Probably the most important change was replacing concrete with surfaces such as mulch, sand or rubber matting to cushion falls. Jungle gyms were targeted because children can fall onto the interior crossbars. The government also warned against sharp edges, moving parts that can pinch or crush, and ropes that can entangle.
"There's been a significant improvement," said John Preston, a safety commission playground expert who retired in 1999. "The sad fact, though, is that the injuries really haven't come down significantly. Whether that's because there are many more playgrounds in use today and more children using them, I don't know."
No one has done enough research to settle the question. One study based on emergency room care did find that head injuries related to swings dropped to 2.6 per 10,000 children in 1997 from 3.5 in 1986.
Of course, much of the pre-1981 equipment remains scattered across the country, especially at apartments and motels. Also, many playgrounds don't do a good job of maintaining the shock-absorbing fill used to cushion falls; a 2000 study found more than half of playgrounds did not have enough.
The safety changes may have inadvertently fostered a trend that contributes to injuries - younger and younger children on the playground. Many of today's brightly colored playgrounds that are designed according to government guidelines for children ages 5 to 12 attract the diapers-to-kindergarten set.
"We often see parents taking that 2- or 3-year-old and putting them on that higher equipment, where if they look away or let go, the child might fall off," Norquist said. Children age 4 and younger account for one-third of playground injuries.
By age 8 or so, kids tend to drift away from playgrounds to team sports, skateboards and video games. There is debate over whether more exciting designs would draw them back.

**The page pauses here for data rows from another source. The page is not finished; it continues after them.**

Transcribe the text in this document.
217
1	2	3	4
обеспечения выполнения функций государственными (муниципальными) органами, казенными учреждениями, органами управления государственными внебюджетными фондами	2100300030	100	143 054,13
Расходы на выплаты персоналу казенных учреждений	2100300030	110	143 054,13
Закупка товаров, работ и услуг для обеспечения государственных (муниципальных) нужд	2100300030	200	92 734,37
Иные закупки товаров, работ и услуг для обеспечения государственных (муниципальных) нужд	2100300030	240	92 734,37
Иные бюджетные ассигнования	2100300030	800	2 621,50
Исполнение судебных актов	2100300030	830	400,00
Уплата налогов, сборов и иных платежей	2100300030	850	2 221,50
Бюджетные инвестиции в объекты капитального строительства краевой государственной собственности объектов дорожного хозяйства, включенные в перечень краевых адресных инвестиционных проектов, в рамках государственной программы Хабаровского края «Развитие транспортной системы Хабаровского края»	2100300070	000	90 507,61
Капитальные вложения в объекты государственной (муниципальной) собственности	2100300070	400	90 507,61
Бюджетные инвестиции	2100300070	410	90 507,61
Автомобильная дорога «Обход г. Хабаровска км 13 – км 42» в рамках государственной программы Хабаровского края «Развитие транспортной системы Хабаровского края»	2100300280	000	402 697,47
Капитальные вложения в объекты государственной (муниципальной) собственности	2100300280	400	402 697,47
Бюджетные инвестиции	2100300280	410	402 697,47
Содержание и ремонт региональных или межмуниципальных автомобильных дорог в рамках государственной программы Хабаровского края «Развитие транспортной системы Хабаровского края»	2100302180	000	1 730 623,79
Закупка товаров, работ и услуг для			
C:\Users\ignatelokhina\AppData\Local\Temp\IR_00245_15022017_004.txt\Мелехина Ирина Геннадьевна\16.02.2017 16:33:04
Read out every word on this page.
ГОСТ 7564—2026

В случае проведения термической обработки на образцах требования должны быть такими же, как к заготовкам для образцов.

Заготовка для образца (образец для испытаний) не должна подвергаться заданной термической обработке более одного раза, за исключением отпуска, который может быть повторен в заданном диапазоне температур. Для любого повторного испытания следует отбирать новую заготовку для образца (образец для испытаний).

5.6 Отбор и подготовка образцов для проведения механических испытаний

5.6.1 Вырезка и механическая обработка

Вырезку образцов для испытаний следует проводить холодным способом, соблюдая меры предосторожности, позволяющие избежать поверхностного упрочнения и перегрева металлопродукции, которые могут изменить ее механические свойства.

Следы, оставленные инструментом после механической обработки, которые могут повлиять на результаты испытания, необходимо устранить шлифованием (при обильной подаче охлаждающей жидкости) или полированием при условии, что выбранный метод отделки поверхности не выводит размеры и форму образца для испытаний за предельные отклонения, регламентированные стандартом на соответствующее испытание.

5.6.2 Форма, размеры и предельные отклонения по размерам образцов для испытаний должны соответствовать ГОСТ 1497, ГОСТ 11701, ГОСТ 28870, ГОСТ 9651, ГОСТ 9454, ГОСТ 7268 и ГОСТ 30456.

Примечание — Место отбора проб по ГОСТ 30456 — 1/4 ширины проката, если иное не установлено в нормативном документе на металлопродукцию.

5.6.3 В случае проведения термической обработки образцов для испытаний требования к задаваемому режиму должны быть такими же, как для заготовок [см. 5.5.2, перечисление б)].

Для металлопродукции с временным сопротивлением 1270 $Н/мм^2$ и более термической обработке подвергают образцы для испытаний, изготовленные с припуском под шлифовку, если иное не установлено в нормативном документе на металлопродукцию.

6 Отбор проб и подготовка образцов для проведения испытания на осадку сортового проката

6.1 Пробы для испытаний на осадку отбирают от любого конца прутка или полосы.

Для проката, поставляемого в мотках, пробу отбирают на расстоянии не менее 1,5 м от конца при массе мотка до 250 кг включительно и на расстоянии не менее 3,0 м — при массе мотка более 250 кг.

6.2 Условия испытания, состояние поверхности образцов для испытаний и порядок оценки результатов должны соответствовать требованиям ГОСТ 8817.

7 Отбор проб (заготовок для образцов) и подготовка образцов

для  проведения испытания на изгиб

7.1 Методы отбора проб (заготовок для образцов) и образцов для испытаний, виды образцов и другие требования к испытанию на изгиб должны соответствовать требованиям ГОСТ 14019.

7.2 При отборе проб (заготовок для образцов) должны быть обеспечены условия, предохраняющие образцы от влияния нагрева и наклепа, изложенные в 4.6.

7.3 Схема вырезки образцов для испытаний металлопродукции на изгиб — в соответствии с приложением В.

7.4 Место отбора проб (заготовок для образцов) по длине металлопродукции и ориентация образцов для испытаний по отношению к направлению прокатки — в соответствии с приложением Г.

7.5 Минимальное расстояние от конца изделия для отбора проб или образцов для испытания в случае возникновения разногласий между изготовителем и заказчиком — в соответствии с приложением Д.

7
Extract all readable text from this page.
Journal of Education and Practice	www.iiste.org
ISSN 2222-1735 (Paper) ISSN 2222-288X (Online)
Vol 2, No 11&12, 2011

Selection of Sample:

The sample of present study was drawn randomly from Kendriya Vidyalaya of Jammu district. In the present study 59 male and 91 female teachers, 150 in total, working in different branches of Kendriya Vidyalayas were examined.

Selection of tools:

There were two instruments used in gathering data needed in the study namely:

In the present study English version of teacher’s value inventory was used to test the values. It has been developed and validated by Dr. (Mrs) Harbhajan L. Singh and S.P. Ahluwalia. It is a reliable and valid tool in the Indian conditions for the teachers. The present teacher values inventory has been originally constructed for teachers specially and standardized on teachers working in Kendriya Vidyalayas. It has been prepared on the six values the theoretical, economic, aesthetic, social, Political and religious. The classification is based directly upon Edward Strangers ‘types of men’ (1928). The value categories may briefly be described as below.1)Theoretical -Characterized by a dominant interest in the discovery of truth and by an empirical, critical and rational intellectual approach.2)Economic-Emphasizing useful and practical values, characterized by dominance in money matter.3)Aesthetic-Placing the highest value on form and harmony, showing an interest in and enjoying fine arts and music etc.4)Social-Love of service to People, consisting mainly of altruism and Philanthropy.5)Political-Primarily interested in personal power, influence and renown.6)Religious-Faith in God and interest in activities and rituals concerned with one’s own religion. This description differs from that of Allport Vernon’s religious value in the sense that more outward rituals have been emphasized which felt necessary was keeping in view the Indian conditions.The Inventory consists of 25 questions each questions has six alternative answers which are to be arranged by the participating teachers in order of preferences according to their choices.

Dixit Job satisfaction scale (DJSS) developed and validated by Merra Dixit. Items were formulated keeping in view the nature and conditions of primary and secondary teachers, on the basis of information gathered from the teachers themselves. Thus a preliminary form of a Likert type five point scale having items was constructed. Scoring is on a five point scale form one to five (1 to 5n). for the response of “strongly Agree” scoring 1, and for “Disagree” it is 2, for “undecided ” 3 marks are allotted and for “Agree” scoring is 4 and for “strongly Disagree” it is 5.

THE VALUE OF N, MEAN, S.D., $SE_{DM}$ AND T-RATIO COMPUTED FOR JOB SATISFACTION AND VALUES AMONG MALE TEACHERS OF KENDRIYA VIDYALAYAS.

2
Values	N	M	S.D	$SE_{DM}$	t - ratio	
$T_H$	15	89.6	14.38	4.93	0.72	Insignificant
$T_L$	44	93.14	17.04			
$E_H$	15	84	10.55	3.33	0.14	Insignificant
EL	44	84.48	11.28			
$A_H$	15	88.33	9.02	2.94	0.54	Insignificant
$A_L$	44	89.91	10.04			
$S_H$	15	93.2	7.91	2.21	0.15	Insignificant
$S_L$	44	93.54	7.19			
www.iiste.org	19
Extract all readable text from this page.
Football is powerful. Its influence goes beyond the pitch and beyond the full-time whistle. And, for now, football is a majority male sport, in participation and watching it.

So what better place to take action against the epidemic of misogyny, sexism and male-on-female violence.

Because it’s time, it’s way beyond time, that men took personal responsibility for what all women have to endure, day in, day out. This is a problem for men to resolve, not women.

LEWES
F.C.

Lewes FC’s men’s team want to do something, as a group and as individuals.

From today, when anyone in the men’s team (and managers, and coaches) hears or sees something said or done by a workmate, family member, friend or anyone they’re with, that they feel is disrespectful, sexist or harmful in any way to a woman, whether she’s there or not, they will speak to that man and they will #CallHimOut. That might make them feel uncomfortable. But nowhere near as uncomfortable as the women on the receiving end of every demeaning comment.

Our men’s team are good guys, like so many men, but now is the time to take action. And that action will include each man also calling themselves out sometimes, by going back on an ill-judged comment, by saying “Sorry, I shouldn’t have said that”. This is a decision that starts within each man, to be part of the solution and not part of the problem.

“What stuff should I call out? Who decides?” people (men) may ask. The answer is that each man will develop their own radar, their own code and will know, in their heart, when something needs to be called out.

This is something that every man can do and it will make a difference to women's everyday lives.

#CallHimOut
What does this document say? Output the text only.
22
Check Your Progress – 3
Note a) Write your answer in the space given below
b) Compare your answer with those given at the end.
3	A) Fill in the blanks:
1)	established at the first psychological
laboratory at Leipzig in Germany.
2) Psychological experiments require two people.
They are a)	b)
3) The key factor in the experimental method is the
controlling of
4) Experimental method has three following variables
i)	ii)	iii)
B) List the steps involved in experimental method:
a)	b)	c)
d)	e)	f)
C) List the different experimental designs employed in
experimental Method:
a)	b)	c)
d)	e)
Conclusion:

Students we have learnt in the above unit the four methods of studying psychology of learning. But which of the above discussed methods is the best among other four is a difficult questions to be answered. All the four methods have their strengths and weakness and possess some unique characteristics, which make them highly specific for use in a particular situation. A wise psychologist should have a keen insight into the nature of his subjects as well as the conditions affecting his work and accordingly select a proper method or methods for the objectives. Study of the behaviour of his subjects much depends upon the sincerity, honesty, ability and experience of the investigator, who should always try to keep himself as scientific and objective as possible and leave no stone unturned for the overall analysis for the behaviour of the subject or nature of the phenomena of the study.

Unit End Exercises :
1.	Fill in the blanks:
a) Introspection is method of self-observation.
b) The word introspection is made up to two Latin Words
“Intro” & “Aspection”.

At the moment, the fun-versus-safety debate is focused on height.
Safety advocates are pushing the government to add an 8-foot limit to its guidelines. A few manufacturers want to keep making 12-foot plastic slides. Preston said he struggled with the issue during his days overseeing the guidelines.
"If you make it too low, the children are going to look at it and say, 'I really don't want to play with that,"' Preston said, adding they might abandon the playground to "go climb a tree and fall out of the tree."
The National Program for Playground Safety has been studying ways to make playgrounds more exciting but just as safe. For example, director Donna Thompson said, raising the height of a balance beam increases risk. But the walk across a lower beam can be made more challenging by adding curves, tipping it to one side, or angling it up, then down.
A few cities are blending landscaping and other custom touches with playground equipment, Norquist said. But with schools and parks hamstrung by budget cuts, he said, "That is definitely the exception."
Manufacturers try to jazz up playgrounds by adding colors, shapes and textures to the poured rubber surfacing. Norquist, who grew up playing in the woods and crossing a 40-foot-high ravine on a log, said one of PlayCore's new structures tries to copy the fun of a treehouse.
As for Gigi's parents, they like the childhood experts' ideas about adding bushes for hiding, hills for climbing, water for splashing, and small pieces to move.
Gigi gathers a few bits of gravel to pile on a metal bridge, then wanders off to pick clover, while her parents talk animatedly - the way grown-ups do when asked about the playgrounds of their childhood.
"You know what we never see anymore? The merry-go-round. I loved that! I would ride until I was nauseous," says her father, Michael McGaughey.
"But somebody was always flying off," Gigi's mother gently reminds him.